Destruction de la Samaritaine

Tenant mon blog seul, je n'ai pas beaucoup de temps pour faire des investigations poussées sur de nombreux dossiers. Surtout que pour les plus 'chauds' on ne reçoit généralement pas de communiqués de presse !

En passant en vélib' devant la Samaritaine à Paris je me suis rendu compte que des travaux avaient commencé à cet endroit.

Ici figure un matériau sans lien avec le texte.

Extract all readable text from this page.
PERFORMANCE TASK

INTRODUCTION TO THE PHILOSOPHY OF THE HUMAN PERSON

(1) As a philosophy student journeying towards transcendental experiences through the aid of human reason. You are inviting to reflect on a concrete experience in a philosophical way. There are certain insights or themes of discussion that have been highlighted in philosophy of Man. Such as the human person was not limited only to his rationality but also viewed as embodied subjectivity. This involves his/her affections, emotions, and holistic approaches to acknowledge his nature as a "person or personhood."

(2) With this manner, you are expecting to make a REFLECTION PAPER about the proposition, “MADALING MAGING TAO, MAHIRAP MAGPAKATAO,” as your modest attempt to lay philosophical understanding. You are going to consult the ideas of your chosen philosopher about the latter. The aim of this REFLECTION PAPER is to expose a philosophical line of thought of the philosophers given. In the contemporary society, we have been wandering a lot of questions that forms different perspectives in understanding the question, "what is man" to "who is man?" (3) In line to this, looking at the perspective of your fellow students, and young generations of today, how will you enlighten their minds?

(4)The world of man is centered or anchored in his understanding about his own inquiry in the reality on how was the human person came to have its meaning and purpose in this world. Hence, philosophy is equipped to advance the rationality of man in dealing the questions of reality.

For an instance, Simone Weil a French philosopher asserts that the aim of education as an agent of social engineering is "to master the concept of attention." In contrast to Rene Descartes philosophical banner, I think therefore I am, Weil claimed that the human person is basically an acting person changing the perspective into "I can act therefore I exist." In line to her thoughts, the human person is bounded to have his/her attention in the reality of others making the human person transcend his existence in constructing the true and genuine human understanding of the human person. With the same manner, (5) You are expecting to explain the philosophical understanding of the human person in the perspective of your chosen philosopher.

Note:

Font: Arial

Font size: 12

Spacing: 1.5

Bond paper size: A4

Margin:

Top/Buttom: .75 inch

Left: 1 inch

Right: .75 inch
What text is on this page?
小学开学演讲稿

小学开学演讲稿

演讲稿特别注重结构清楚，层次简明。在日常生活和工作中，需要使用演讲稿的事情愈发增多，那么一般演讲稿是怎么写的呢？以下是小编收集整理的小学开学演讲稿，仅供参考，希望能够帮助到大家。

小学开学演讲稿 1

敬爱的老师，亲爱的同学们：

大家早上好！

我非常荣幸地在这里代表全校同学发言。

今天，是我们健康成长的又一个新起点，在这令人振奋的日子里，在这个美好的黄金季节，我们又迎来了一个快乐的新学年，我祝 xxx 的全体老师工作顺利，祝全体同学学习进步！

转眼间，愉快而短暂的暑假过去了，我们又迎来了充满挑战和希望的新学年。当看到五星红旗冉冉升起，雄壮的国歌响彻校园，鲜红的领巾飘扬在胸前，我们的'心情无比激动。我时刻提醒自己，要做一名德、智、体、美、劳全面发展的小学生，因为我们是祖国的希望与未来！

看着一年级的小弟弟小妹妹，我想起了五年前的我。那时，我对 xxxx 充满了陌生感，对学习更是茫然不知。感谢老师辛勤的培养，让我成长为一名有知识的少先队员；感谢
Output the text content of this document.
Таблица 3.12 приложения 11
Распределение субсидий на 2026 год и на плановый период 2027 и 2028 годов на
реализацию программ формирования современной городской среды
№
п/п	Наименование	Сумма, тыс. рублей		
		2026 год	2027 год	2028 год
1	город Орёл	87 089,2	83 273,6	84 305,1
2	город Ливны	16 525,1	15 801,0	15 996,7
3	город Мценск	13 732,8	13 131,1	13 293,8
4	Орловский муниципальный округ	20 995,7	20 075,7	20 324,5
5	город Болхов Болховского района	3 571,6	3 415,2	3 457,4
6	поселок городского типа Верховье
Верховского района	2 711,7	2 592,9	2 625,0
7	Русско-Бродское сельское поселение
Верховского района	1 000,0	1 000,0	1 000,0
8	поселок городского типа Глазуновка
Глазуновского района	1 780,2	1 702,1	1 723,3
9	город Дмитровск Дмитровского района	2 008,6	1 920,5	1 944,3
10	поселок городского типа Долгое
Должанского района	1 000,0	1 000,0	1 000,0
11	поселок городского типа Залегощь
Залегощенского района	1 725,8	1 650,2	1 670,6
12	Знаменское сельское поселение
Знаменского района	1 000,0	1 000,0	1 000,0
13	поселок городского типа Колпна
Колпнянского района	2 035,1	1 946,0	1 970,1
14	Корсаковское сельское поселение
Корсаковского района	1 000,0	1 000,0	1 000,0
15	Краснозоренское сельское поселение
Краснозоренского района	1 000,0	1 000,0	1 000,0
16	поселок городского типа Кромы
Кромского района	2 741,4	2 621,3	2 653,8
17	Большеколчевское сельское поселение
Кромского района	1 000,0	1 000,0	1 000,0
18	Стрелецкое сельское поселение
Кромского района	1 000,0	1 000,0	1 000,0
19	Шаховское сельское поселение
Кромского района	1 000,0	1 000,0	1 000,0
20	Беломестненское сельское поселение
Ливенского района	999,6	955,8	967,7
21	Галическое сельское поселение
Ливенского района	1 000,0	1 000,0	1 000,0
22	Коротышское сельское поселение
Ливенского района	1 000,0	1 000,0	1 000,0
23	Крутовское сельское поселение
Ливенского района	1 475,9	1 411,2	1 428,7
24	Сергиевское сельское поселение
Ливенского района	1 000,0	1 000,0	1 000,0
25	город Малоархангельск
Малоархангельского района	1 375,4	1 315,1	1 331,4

Voici ce qui est indiqué sur le permis de construire placardé sur une des façades datant du 17 décembre 2012 (voir la photographie ci-dessous) :

« Nature du projet : Restructuration d'un ensemble de bâtiments inscrit au titre des Monuments Historiques par arrêté préfectoral du 25/07/1990, de 7 à 10 étages sur 4 niveaux de sous-sols, composé du bâtiment « Sauvage » de 10 étages à usage d'hôtel de tourisme (14 423,00 m2) et de 2 bâtiments « jourdain Plateau » et « jourdain Verrière » de 7 étages à usage de commerce (19 493,00 m2), de bureau (11 598,00 m2), de crèche (1 133,00 m2), de stationnement (47 places) et d'habitation (55 logements sociaux créés), avec démolition et reconstruction de planchers à tous les niveaux, restauration totale des façades sur rue et aménagement d'une cour intérieure. » Ensuite on apprend que la « Surface des bâtiments à démolir » est de « 25 690 m2 » et que la superficie hors œuvre nette créée est de « 15 201 m2 ».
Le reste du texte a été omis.